In fact, you can make a pretty good guess as to the quality of a film just by finding out what it's based on. We've helpfully ranked these sources from best to worst in the order of how likely it is the resulting film will suck.
The Case For:
Since the first narrative film, The Great Train Robbery was based on an 1896 story by Scott Marble, cinema has been plundering the written arts for ideas. Literature is great because you've got two built-in audiences right from the start: people who liked the book and people who think they may like it, but won't take on the onerous burden of actually reading it.

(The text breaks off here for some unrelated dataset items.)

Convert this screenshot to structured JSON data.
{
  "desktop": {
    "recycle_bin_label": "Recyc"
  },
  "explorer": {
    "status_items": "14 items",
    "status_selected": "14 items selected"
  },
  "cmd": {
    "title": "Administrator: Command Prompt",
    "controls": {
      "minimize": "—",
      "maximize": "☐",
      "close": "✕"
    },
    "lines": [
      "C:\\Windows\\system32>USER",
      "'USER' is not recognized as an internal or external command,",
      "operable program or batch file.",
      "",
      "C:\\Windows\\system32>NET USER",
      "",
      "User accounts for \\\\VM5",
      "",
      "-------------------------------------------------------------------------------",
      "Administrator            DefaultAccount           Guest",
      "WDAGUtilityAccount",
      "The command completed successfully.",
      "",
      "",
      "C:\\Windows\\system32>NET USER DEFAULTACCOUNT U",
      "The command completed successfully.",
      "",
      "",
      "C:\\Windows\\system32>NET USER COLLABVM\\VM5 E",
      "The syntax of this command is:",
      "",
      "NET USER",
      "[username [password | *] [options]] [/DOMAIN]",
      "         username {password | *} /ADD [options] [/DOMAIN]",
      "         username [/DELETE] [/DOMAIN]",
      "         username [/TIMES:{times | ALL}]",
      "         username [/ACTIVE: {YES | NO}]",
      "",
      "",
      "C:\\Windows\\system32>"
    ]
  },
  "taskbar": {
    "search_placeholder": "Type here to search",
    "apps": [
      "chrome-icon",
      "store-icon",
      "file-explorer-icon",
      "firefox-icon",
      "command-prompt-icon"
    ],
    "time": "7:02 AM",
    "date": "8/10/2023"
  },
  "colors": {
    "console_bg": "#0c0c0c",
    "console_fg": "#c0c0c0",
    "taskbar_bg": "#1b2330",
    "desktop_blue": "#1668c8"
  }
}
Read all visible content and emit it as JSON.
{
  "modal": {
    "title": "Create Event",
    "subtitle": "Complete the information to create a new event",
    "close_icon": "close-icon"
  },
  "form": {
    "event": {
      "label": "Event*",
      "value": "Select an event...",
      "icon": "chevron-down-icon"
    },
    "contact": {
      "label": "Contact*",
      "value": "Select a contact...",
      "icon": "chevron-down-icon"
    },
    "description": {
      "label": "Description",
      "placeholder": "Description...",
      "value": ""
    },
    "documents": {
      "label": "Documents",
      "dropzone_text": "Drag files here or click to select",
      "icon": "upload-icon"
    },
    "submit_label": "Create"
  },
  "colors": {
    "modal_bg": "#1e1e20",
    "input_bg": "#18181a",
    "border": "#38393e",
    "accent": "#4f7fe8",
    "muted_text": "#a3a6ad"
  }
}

Plus, it' a lot easier to work with an author or a playwright than a screenwriter, because most of them are either irrelevant old fogies who don't mind getting their work "reimagineered," or better yet, dead.
Cases in Point:
Jaws, The Godfather, Goodfellas, The Bourne Ultimatum, The Silence of the Lambs, A Street Car Named Desire, Lawrence of Arabia
The Case Against:
Hollywood producers seem to base most of their book adaptation choices on the sales of the book, as it's considered unreasonable for them to actually read all 300+ pages of one. That's dangerous, because not every book translates to the screen. If it involves lots of fucking, people chasing each other through stairwells or both at the same time (John Grisham, Michael Crichton, Charles Dickens) then you're in the clear. If most of the action occurs in the characters' head (Albert Camus, James Joyce, Virginia Woolf), you're going to end up with an $80 million staring contest.
Cases in Point:
All The King's Men, Fast Food Nation, Divine Secrets of the Ya-Ya Sisterhood, Everything Is Illuminated, The Namesake
The Wild Card:
Not that all books have to be War and Peace, but it' somewhat surprising to find out a movie like Death Wish is based on a book. It's a book that we've never read, but feel confident assuming contains the following sentence: "He punched the scumbag with his big, ham-like fist, and that's when he noticed something behind him explode."
Lord of the Flies + Lolita + Fountainhead + Huckleberry Finn + 1984 + Jane Eyre = "Movies you can watch instead of studying for your high school English exams."